Fondato nel 1960, il gruppo rappresenta oggi una realtà consolidata del volontariato locale. Con circa 150 iscritti e un numero di donazioni che oscilla annualmente tra le 200 e le 220, FIDAS Forno continua a garantire un contributo prezioso alla raccolta di sangue e plasma, indispensabili per il sistema sanitario.

La giornata si è aperta al Salone della Filarmonica Fornese con il saluto del presidente Giovanni Bertot, che ha espresso il proprio ringraziamento ai donatori e a tutti coloro che hanno preso parte alla manifestazione: le autorità civili e militari, i rappresentanti dei gruppi FIDAS della Zona 2, il maresciallo dei Carabinieri, la Filarmonica Fornese, il vicesindaco Alessandro Giacomo Gaudio, il capozona FIDAS Demis Carlino e i volontari dell'AIB Protezione Civile di Forno Canavese.

Durante la cerimonia è stato letto il messaggio della presidente regionale FIDAS Piemonte, Floriana Pretto, assente per impegni istituzionali. Nel suo intervento ha ricordato come i donatori siano il cuore dell'associazione, ribadendo la necessità di incrementare soprattutto le donazioni di plasma, ancora insufficienti per raggiungere la piena autosufficienza regionale. La presidente ha evidenziato che, nonostante l'aumento delle plasmaferesi, il 2025 ha registrato un calo significativo delle donazioni di sangue intero, una tendenza confermata anche nei primi mesi del 2026. Da qui l'invito ai donatori a proseguire con costanza il proprio impegno e a coinvolgere nuove persone nella cultura della donazione.
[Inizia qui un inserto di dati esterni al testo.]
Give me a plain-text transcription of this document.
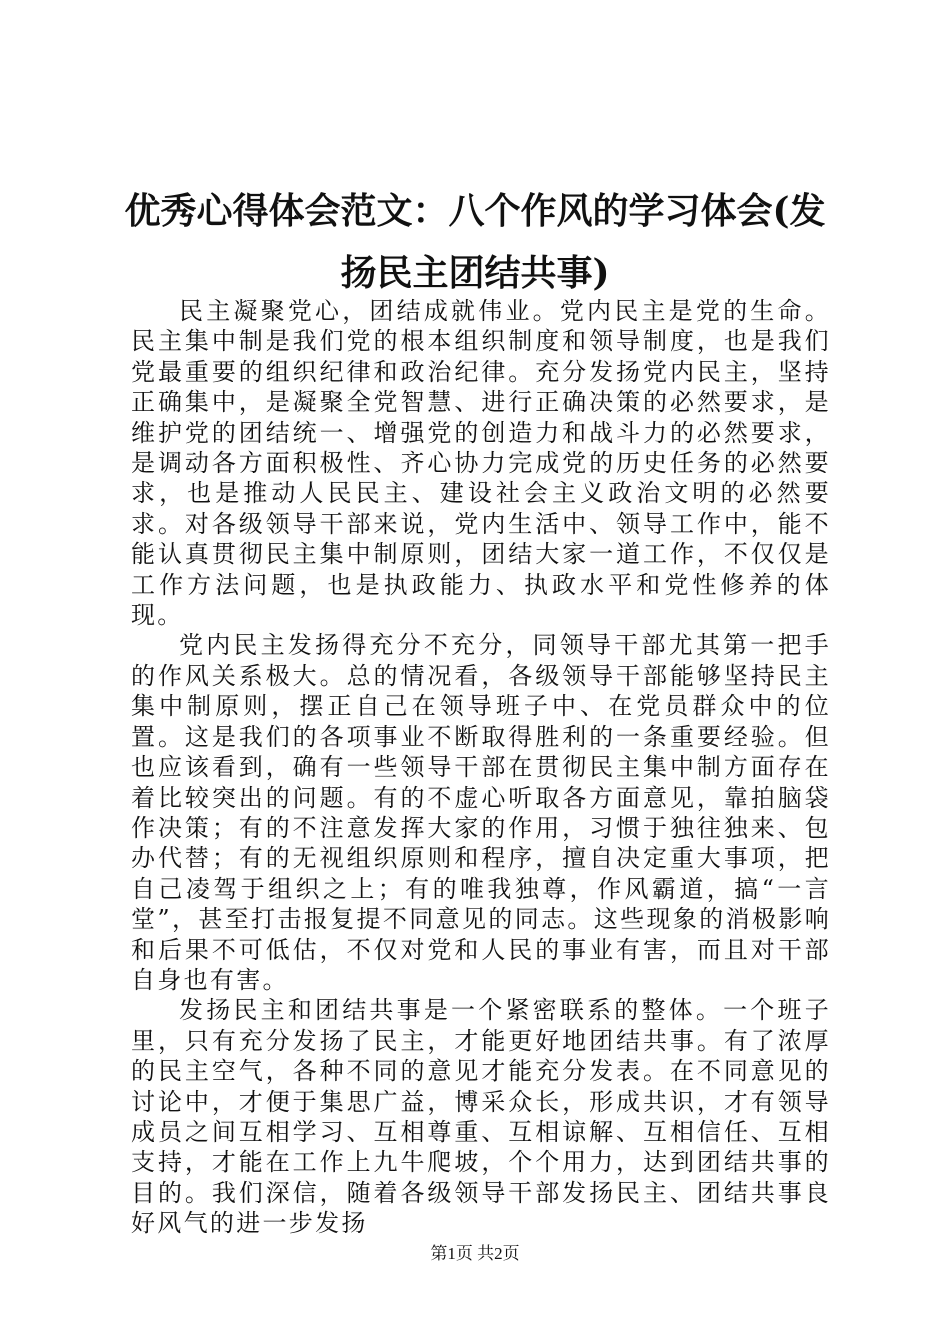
优秀心得体会范文：八个作风的学习体会(发扬民主团结共事)

民主凝聚党心，团结成就伟业。党内民主是党的生命。民主集中制是我们党的根本组织制度和领导制度，也是我们党最重要的组织纪律和政治纪律。充分发扬党内民主，坚持正确集中，是凝聚全党智慧、进行正确决策的必然要求，是维护党的团结统一、增强党的创造力和战斗力的必然要求，是调动各方面积极性、齐心协力完成党的历史任务的必然要求，也是推动人民民主、建设社会主义政治文明的必然要求。对各级领导干部来说，党内生活中、领导工作中，能不能认真贯彻民主集中制原则，团结大家一道工作，不仅仅是工作方法问题，也是执政能力、执政水平和党性修养的体现。

党内民主发扬得充分不充分，同领导干部尤其第一把手的作风关系极大。总的情况看，各级领导干部能够坚持民主集中制原则，摆正自己在领导班子中、在党员群众中的位置。这是我们的各项事业不断取得胜利的一条重要经验。但也应该看到，确有一些领导干部在贯彻民主集中制方面存在着比较突出的问题。有的不虚心听取各方面意见，靠拍脑袋作决策；有的不注意发挥大家的作用，习惯于独往独来、包办代替；有的无视组织原则和程序，擅自决定重大事项，把自己凌驾于组织之上；有的唯我独尊，作风霸道，搞“一言堂”，甚至打击报复提不同意见的同志。这些现象的消极影响和后果不可低估，不仅对党和人民的事业有害，而且对干部自身也有害。

发扬民主和团结共事是一个紧密联系的整体。一个班子里，只有充分发扬了民主，才能更好地团结共事。有了浓厚的民主空气，各种不同的意见才能充分发表。在不同意见的讨论中，才便于集思广益，博采众长，形成共识，才有领导成员之间互相学习、互相尊重、互相谅解、互相信任、互相支持，才能在工作上九牛爬坡，个个用力，达到团结共事的目的。我们深信，随着各级领导干部发扬民主、团结共事良好风气的进一步发扬

第1页 共2页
Un concetto ripreso anche dal presidente Bertot, che ha sottolineato come la promozione più efficace resti quella fatta dai donatori stessi. «La vera propaganda la fanno i donatori. Basta dire a un amico: "Vieni anche tu, prova". Donare non è difficile e può davvero salvare una vita», ha affermato.
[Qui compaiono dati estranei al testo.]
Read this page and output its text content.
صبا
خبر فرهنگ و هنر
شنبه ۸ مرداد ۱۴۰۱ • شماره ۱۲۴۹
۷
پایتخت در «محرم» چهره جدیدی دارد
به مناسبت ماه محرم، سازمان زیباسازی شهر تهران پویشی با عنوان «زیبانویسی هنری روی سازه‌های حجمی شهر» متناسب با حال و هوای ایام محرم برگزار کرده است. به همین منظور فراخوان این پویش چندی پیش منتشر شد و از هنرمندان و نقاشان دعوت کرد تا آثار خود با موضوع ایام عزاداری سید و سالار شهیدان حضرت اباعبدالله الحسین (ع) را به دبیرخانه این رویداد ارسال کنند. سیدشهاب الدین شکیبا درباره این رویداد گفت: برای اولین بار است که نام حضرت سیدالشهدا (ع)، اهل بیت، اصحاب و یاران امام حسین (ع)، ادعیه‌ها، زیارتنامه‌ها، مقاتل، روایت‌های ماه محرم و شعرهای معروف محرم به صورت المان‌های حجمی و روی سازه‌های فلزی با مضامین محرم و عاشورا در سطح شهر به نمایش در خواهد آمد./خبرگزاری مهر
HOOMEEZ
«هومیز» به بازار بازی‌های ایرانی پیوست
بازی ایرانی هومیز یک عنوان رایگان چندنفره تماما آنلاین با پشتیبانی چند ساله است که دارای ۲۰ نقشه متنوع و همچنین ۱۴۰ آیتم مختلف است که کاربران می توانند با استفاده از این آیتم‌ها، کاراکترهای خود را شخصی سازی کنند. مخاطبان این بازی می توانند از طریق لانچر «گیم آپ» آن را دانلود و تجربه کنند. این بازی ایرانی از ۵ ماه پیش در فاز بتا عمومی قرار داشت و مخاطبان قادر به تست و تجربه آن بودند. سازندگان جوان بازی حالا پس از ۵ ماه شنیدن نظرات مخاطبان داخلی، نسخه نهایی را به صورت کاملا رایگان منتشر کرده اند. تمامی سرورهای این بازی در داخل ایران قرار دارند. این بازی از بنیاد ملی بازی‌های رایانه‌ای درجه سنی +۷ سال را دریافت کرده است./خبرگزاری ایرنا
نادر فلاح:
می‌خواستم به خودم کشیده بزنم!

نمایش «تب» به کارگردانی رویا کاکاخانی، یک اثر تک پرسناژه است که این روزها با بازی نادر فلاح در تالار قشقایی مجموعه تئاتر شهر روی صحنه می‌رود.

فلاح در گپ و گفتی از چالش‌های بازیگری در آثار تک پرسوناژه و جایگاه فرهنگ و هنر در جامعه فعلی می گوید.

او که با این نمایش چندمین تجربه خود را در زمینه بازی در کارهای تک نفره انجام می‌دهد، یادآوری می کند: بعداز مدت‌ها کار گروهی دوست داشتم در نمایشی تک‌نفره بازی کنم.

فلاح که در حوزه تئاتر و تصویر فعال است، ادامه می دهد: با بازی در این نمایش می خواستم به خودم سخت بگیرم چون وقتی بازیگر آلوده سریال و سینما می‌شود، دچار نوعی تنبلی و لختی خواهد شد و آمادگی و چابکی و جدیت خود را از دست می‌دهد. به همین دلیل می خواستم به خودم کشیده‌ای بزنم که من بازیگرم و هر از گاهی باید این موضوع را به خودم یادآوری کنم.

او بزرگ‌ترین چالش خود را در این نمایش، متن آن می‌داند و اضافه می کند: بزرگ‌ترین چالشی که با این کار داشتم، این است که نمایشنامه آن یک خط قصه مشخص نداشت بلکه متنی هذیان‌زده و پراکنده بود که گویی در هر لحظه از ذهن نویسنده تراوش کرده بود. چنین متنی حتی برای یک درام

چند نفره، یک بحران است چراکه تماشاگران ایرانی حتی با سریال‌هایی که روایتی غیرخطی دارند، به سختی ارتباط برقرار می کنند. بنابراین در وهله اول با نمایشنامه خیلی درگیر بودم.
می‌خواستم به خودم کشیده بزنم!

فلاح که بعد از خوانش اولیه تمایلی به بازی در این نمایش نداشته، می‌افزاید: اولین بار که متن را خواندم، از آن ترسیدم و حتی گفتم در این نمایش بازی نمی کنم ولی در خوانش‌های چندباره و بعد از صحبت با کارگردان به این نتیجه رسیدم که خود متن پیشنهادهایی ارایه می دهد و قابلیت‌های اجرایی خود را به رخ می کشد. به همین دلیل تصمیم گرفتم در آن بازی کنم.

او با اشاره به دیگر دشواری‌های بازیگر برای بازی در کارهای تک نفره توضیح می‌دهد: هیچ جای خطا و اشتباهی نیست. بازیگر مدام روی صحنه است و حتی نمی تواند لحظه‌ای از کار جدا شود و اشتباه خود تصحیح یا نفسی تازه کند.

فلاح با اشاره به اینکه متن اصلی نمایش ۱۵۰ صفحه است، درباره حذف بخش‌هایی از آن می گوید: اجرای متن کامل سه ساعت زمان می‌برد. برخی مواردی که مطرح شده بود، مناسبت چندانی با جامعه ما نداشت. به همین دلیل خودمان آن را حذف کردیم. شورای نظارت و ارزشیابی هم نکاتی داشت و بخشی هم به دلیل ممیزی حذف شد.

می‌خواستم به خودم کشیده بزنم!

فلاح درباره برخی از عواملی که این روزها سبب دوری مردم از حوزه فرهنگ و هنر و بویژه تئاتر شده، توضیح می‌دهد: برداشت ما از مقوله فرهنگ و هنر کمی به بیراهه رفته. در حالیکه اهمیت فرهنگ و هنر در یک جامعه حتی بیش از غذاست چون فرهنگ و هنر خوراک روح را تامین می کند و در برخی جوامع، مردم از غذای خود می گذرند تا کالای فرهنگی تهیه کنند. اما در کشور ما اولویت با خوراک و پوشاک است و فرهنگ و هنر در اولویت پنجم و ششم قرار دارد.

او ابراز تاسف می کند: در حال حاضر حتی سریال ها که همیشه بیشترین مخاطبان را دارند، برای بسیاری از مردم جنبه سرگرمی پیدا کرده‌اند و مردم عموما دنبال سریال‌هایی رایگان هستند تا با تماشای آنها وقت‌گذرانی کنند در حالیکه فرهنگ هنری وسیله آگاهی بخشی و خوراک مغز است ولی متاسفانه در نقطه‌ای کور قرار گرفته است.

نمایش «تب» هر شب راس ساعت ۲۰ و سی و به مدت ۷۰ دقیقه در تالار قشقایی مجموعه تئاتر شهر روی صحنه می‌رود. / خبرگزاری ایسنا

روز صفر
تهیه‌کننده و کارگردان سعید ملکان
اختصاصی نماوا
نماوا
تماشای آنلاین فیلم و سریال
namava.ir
Tra gli aspetti più incoraggianti emersi durante la festa è stata ricordata la prima donazione effettuata, proprio nei giorni precedenti, da due giovani di Forno Canavese. Un segnale positivo che conferma l'importanza di investire sul ricambio generazionale. Anche il capozona FIDAS Demis Carlino ha ribadito la necessità di coinvolgere sempre più giovani, sottolineando come il futuro dell'associazione dipenda dalla capacità di trasmettere i valori del volontariato e della solidarietà.

Nel corso della mattinata il presidente Bertot ha inoltre ringraziato pubblicamente l'Amministrazione comunale per il sostegno fornito nell'adeguamento della sede sociale. Grazie al lavoro dei volontari, al contributo di cittadini e alla collaborazione del Comune, la sede è stata recentemente certificata e risulta ora pienamente conforme ai requisiti richiesti. Il vicesindaco Alessandro Giacomo Gaudio ha ricambiato i ringraziamenti, confermando la vicinanza dell'Amministrazione comunale al gruppo e riconoscendo il valore del servizio svolto quotidianamente dai donatori a beneficio dell'intera collettività.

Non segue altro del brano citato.